Até alguns meses, tal como as encadernações. Se estivermos a falar de uma obra de luxo, que inclua um trabalho muito minucioso, principalmente no que respeita ao dourado, porque o fazemos sempre com folha de ouro fina, que implica uma técnica complexa, só superada pelo trabalho de dourado por folhas, também demora bastante tempo.
O que é que envolve a restauração de um livro?

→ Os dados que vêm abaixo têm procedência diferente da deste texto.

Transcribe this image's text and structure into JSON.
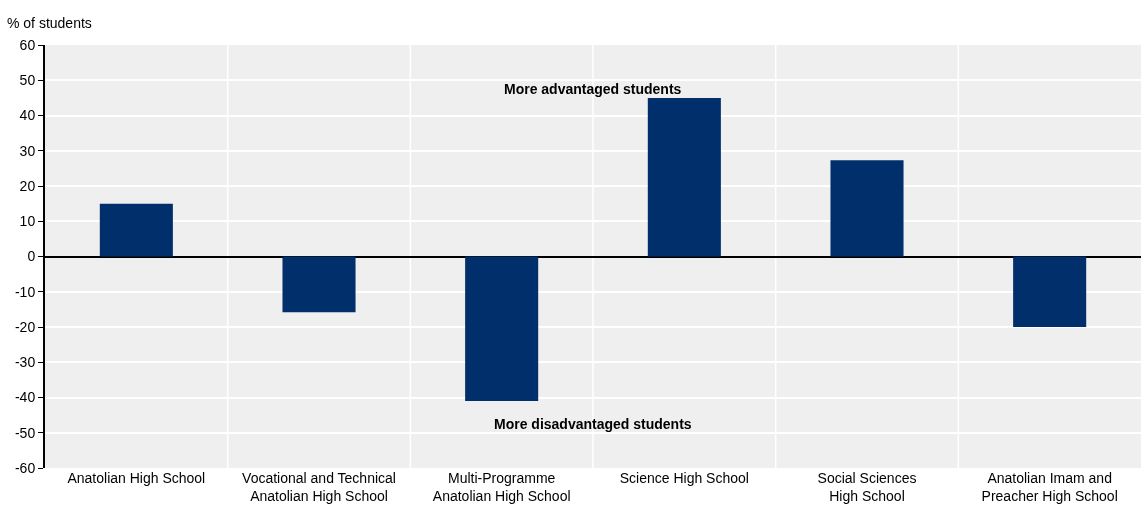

Recuperar livros é um trabalho muito minucioso e técnico, que requer muito tempo. Como tal, tem de ser valorizado. Para além da técnica, que tem de ser exímia, de excelência, existe uma grande ligação entre aquilo que fazemos, o trabalho prático individual, com a nossa predisposição para isso. É preciso grande concentração e disponibilidade mental. Temos de estar muito focados.
Se for, por exemplo, uma edição original do século 15, em pele ou em pergaminho, é preciso incluir todo o trabalho necessário para limpar o livro, arranjar todas as páginas soltas, amachucadas e rasgadas, para o manter no estado original e preservar a encadernação existente. Por isso nunca dou valor nenhum sem ver o livro e perceber o trabalho envolvido no seu restauro.
Temos documentos relacionados com todos os processos de encadernação, sobre a arte de dourar e de dourar por folhas, processos muito complexos, que poucas pessoas fazem com folha de ouro. O conhecimento sobre a forma de realizar este último só é passado de geração em geração para uma pessoa. O meu avô fê-lo para o meu pai, e este para mim. Este ofício tem destas coisas únicas.